The ABC News reports that there have been obscenity complaints in Hong Kong about the Bible. How curious. I wonder what's in their Cantonese version? Most Christians have never read the Bible. I mean, they usually have read some part of other of some book marked "Holy Bible" or similar, but the Christian Bible (old and new testaments) was written in Hebrew, Greek, and Aramaic for the most part (biblical scholars please correct me if I'm wrong, but I think that's right). Most Christians don't speak any of these, so they rely on translations of the Bible.
In my younger days, we were told (Catholic church) that the translations were divinely inspired, and as such contained no translation errors. However, that really doesn't gel with the continued intense scholarly studies of biblical texts, and the regular publication of new translations of the Bible.

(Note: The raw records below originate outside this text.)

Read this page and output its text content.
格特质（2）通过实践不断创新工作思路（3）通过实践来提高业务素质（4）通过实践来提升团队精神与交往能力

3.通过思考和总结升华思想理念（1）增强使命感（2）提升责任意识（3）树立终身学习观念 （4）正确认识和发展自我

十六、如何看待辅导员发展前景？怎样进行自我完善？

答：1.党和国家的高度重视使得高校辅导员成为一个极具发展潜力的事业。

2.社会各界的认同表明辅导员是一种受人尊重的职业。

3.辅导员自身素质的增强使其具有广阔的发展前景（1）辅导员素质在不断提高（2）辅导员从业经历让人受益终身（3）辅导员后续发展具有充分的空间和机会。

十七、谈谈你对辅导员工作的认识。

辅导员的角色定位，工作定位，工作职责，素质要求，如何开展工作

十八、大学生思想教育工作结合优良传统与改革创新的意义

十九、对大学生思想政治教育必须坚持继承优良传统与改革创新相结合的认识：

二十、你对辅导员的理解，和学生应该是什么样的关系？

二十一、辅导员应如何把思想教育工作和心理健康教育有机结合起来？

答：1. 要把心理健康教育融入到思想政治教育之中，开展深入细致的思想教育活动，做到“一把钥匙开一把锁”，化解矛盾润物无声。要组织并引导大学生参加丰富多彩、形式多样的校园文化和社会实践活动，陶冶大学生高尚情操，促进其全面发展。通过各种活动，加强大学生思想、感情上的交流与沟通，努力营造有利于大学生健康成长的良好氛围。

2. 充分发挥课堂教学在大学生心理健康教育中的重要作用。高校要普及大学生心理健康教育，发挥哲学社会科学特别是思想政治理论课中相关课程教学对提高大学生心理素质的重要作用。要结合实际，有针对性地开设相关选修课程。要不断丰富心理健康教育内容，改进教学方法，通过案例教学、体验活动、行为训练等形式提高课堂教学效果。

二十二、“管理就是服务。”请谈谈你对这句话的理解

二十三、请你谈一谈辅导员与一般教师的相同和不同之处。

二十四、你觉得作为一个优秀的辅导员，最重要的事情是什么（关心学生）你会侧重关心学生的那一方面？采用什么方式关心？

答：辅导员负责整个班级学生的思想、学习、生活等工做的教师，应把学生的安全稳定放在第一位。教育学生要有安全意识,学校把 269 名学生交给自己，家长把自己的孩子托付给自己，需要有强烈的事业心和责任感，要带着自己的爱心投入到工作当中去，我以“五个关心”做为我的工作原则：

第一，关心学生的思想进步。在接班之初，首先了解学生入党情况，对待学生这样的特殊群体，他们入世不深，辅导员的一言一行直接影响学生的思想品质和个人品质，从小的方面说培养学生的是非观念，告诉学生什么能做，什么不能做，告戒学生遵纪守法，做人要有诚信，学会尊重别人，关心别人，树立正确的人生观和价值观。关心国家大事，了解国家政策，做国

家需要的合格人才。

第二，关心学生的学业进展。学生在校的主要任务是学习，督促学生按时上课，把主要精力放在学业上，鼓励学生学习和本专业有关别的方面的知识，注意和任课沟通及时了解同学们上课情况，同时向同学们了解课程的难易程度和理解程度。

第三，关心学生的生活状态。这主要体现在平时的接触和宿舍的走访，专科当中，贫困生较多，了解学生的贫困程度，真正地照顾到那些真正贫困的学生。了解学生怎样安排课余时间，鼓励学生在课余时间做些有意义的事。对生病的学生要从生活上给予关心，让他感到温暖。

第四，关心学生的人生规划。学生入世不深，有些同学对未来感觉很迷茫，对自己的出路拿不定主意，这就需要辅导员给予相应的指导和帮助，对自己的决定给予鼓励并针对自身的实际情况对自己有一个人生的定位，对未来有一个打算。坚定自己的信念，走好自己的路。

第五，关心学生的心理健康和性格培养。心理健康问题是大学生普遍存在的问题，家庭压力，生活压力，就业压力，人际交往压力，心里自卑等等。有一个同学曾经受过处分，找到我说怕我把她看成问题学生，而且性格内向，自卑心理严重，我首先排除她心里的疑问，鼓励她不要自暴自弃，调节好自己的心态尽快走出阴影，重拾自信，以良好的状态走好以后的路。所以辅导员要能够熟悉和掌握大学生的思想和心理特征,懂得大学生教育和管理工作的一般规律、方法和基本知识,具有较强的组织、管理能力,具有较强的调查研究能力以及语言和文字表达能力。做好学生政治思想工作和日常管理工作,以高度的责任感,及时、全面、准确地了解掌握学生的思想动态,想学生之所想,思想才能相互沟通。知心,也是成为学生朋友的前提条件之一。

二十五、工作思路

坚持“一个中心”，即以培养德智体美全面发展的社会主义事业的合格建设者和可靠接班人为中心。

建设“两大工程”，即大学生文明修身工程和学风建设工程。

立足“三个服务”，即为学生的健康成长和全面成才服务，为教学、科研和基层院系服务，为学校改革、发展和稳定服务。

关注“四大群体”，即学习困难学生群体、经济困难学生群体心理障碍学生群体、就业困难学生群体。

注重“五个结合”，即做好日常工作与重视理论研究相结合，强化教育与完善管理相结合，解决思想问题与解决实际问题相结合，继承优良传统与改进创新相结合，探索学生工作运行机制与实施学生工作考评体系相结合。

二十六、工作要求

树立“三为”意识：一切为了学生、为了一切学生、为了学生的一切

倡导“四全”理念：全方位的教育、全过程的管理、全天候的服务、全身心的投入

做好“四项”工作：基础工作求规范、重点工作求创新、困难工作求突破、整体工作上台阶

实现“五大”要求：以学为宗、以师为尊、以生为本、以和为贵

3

Indeed, no English-language Bible that I have ever read has contained any swear words. I haven't read any of the original editions of the King James Bible, but I remember reading that one of those editions contains the "c" word, which apparently was a fair and decent Anglo-Saxon word back in those days. I also remember one of the students at the Catholic seminary in Brisbane telling me that there are some words in the Aramaic sections of the Bible that scholars now translate as swear words. However, such is tradition, I don't think we'll be hearing any swear words during the readings at church services in the near future.
In the light of these translation issues, it continues to surprise me that some Christians take such a literalist stance on their local translation of the Bible. The original texts, sure, but the translations? And it all still makes me wonder just what is in that Cantonese version.